Ive just started making sitemaps for my sites, and while testing the numerous scripts and tools out there i noticed a weird occurance. When the sitemap got generated I kept on seeing bizarre urls, such as http://www.domain.com/https://www.domain.com and urls that were incorrect (such as www.domain.com/blah.php instead of www.domain.com/blah/blah.php). Ive checked out my site with Xenu and it came back clean, so Im rather stumped at this. Can anyone shed some light on this?
They might be badly interpreting different ways of expressing relative and absolute URLs ... are you getting consistant bizarre URLs from the scripts and tools?

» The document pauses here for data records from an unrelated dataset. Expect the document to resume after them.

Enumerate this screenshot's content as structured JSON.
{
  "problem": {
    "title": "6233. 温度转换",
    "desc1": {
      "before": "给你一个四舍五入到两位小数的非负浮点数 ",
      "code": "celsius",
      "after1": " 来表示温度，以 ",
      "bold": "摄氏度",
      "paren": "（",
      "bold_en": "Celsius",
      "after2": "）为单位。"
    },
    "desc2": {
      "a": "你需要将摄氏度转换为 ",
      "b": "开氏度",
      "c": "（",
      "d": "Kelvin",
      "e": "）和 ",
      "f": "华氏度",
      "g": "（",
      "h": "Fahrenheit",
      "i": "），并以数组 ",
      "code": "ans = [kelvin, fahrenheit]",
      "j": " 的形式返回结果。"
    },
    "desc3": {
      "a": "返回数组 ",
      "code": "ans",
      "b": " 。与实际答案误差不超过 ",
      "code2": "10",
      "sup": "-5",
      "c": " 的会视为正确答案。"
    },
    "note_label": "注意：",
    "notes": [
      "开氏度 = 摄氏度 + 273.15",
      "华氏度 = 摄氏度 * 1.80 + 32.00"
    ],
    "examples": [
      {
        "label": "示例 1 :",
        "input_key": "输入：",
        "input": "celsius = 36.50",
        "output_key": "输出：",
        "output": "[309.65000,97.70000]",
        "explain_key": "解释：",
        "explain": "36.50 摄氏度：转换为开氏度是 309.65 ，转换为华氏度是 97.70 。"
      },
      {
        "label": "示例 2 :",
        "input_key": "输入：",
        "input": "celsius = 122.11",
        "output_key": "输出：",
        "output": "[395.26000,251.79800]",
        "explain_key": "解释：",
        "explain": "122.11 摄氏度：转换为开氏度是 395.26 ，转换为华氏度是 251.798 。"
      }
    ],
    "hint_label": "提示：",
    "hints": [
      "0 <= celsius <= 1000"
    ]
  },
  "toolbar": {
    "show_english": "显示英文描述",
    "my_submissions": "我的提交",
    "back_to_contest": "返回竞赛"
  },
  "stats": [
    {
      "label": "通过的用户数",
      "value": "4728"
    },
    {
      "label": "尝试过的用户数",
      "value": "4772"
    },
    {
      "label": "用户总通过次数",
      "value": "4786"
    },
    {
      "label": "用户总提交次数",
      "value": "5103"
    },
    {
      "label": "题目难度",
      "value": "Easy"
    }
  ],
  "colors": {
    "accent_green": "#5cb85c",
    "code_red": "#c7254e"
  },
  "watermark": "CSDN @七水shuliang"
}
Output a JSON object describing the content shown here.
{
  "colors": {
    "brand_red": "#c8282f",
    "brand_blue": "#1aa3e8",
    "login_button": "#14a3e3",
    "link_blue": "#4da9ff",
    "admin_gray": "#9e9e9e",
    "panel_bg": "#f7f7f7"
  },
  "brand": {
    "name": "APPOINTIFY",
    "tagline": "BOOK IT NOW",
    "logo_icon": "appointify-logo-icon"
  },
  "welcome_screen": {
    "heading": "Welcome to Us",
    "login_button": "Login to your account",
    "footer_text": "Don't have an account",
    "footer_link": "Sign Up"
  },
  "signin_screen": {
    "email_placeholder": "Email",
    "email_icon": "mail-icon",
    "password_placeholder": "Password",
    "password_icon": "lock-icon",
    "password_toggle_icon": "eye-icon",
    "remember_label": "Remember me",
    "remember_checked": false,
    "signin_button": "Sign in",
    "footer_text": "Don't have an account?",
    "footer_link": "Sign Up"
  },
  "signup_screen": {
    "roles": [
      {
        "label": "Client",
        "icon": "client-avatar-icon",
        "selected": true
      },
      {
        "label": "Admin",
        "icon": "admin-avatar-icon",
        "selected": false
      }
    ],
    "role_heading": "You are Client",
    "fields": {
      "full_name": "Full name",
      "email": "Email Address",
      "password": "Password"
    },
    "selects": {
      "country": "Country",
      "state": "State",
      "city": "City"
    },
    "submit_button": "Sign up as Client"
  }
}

Could we get an url of your site? I would like to run it over with my sitemap generator. Call me curious
Depending on whether the sitemap tool is using an HTML parser or regular expressions to do the job, your results may vary. strange URLs can be a sign of code that can't be validated at w3c or one of the other validator tools. If you are truly having an impossible time getting it done, the last resort may be to find a sitemap service like AutoMapIt.com or others who use 'web-bugs' as an alternative. Web-bugs are images that call scripts in order to grab your URLs. This isn't the only way to do it, but for the really stubborn pages, it's sure to do the trick.
Can you PM me the URL of your site? I'm intrigued I'll see if I notice anything obvious in the code that might be causing it
Thanks for the offer however, I feel I've figured it out. the site uses a <base href=""> tag in the header, meaning that we coded all internal links without the www. domain. com bit, as it pulls this from the base href tag.